The Zuda Challenge (Part I)
The JENNY STRANGE package is graduating to the clean-ups phase. Digitally unsmudging my pigeon poo inks and random coffee stains now. And I mean that literally. Sure, I love comics, and I love art, and I love the creation of comic art… but I honestly doubt I will ever enjoy clean-ups. Coupla buddies once offered to shoot a video of my pencil-to-ink process (like them Gnomon cats, but with zero production value), and I knew these fuckers, y’know? And I knew they liked watching highway police chases and car crashes and train wrecks unfold on TV, y’know? So…ha ha ha! Rain check, you bastards.
So JENNY’s for Zuda, and that’s DC’s webcomic… ongoing contest… thing. I honestly still have no idea what to call it without having to say it’s a slush pile, but Zalben went with that on an episode of the now-defunct The Stack on Pulp Secret. The Zuda browser fills most of your screen with a landscape-orientated comic page. This was a challenge to me because up until now I’ve only been working on standard comic page/portrait orientation. Switching gears to landscape had me rethinking my panel design, sweet spot positioning, and pretty much the entire flow of the page itself.

The standard comic layout, given how I’ve gotten used to reading, allows for a simple Z-shaped flow to the reader’s eye; and this way, no one really has to worry about the last panel (bottom-right of a typical page) attracting too much attention as you read toward it, simply because it’s in the very bottom of the page and thus it is literally the last panel your eye travels to. Put simply, it is read last because it is seen last.
Now because comic pages are typically broken down in such a way that the last panel is usually either the “period” in that page’s sequential sentence, or the ellipses leading off to the next sequence of events (the next page), the intuitive positioning of the last panel is tantamount to the effective flow of a sequential page. And of course, better flow equals better comic… and that never hurts.
Which brings me to the tough part about the Zuda pages with their landscape orientation — Suppose your script calls for you to lay out the page into two rows of panels: a top row and a bottom row.

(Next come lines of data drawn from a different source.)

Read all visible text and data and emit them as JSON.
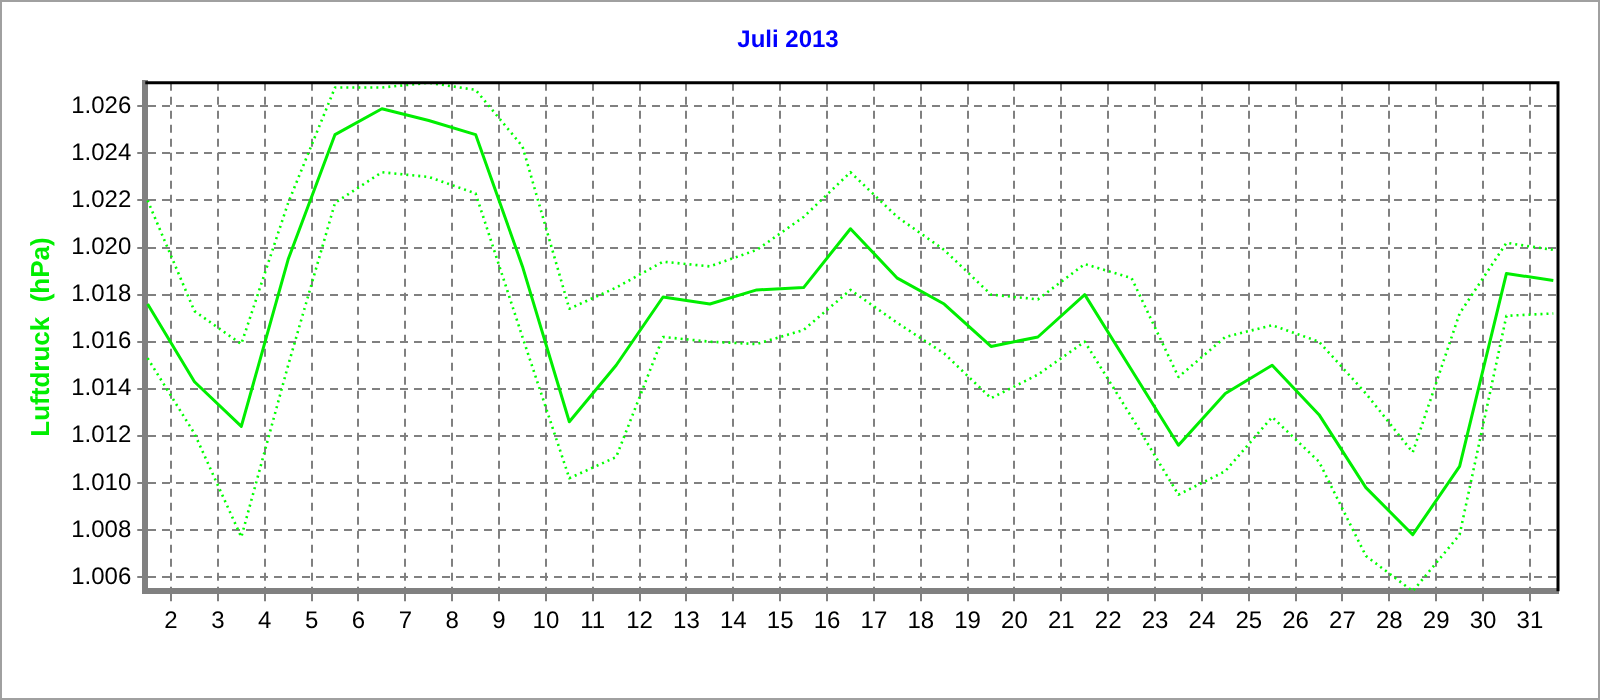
{
  "chart_data": {
    "type": "line",
    "title": "Juli 2013",
    "ylabel": "Luftdruck  (hPa)",
    "x": [
      1.5,
      2.5,
      3.5,
      4.5,
      5.5,
      6.5,
      7.5,
      8.5,
      9.5,
      10.5,
      11.5,
      12.5,
      13.5,
      14.5,
      15.5,
      16.5,
      17.5,
      18.5,
      19.5,
      20.5,
      21.5,
      22.5,
      23.5,
      24.5,
      25.5,
      26.5,
      27.5,
      28.5,
      29.5,
      30.5,
      31.5
    ],
    "series": [
      {
        "color": "#00ff00",
        "line_style": "dotted",
        "values": [
          1.022,
          1.0173,
          1.0159,
          1.0219,
          1.0268,
          1.0268,
          1.027,
          1.0267,
          1.0243,
          1.0174,
          1.0183,
          1.0194,
          1.0192,
          1.0199,
          1.0213,
          1.0232,
          1.0213,
          1.0199,
          1.018,
          1.0178,
          1.0193,
          1.0187,
          1.0145,
          1.0162,
          1.0167,
          1.016,
          1.0138,
          1.0113,
          1.0172,
          1.0202,
          1.0199
        ]
      },
      {
        "color": "#00ee00",
        "line_style": "solid",
        "values": [
          1.0176,
          1.0143,
          1.0124,
          1.0195,
          1.0248,
          1.0259,
          1.0254,
          1.0248,
          1.0192,
          1.0126,
          1.015,
          1.0179,
          1.0176,
          1.0182,
          1.0183,
          1.0208,
          1.0187,
          1.0176,
          1.0158,
          1.0162,
          1.018,
          1.0148,
          1.0116,
          1.0138,
          1.015,
          1.0129,
          1.0098,
          1.0078,
          1.0107,
          1.0189,
          1.0186
        ]
      },
      {
        "color": "#00ff00",
        "line_style": "dotted",
        "values": [
          1.0153,
          1.0121,
          1.0077,
          1.015,
          1.0219,
          1.0232,
          1.023,
          1.0223,
          1.0162,
          1.0102,
          1.0111,
          1.0162,
          1.016,
          1.0159,
          1.0165,
          1.0182,
          1.0168,
          1.0155,
          1.0136,
          1.0146,
          1.016,
          1.0128,
          1.0095,
          1.0105,
          1.0128,
          1.0109,
          1.0069,
          1.0054,
          1.0078,
          1.0171,
          1.0172
        ]
      }
    ],
    "xlim": [
      1.45,
      31.6
    ],
    "ylim": [
      1.0054,
      1.027
    ],
    "xticks": [
      2,
      3,
      4,
      5,
      6,
      7,
      8,
      9,
      10,
      11,
      12,
      13,
      14,
      15,
      16,
      17,
      18,
      19,
      20,
      21,
      22,
      23,
      24,
      25,
      26,
      27,
      28,
      29,
      30,
      31
    ],
    "yticks": [
      1.006,
      1.008,
      {
        "value": 1.01,
        "label": "1.010"
      },
      1.012,
      1.014,
      1.016,
      1.018,
      {
        "value": 1.02,
        "label": "1.020"
      },
      1.022,
      1.024,
      1.026
    ],
    "grid": true,
    "marker": "none"
  }
}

Now let’s say there are three panels up top and two in the bottom, with the second bottom panel being the big plot event happening on the page. It’s problematic because said big-event panel is right underneath the build-up shots. Yes, I’m aware I could be bitching about a moot point, seeing as how most Zuda readers are probably “professional” comic readers and I’m just a jackass, but doesn’t it annoy you when you flip a page and your eye is accidentally drawn to the big twist/event right away, and so you feel you just got cheated out of what would have been a great build up?
And of course I’m aware that the Z flow still applies to the landscape orientation since it’s still western media, but I found the intricacies and challenges of the tilt to be fun and interesting to talk about, especially since, unlike the ever-dashing Derrick Fish, I have little to no experience with the strip format.
I’ll share some JENNY STRANGE pages in a coupla days as well as take a look at how some professionals play with the landscape orientation, and maybe then get told off on how I’m just talking out of my ass. Till then… keep ‘em warm, ladies.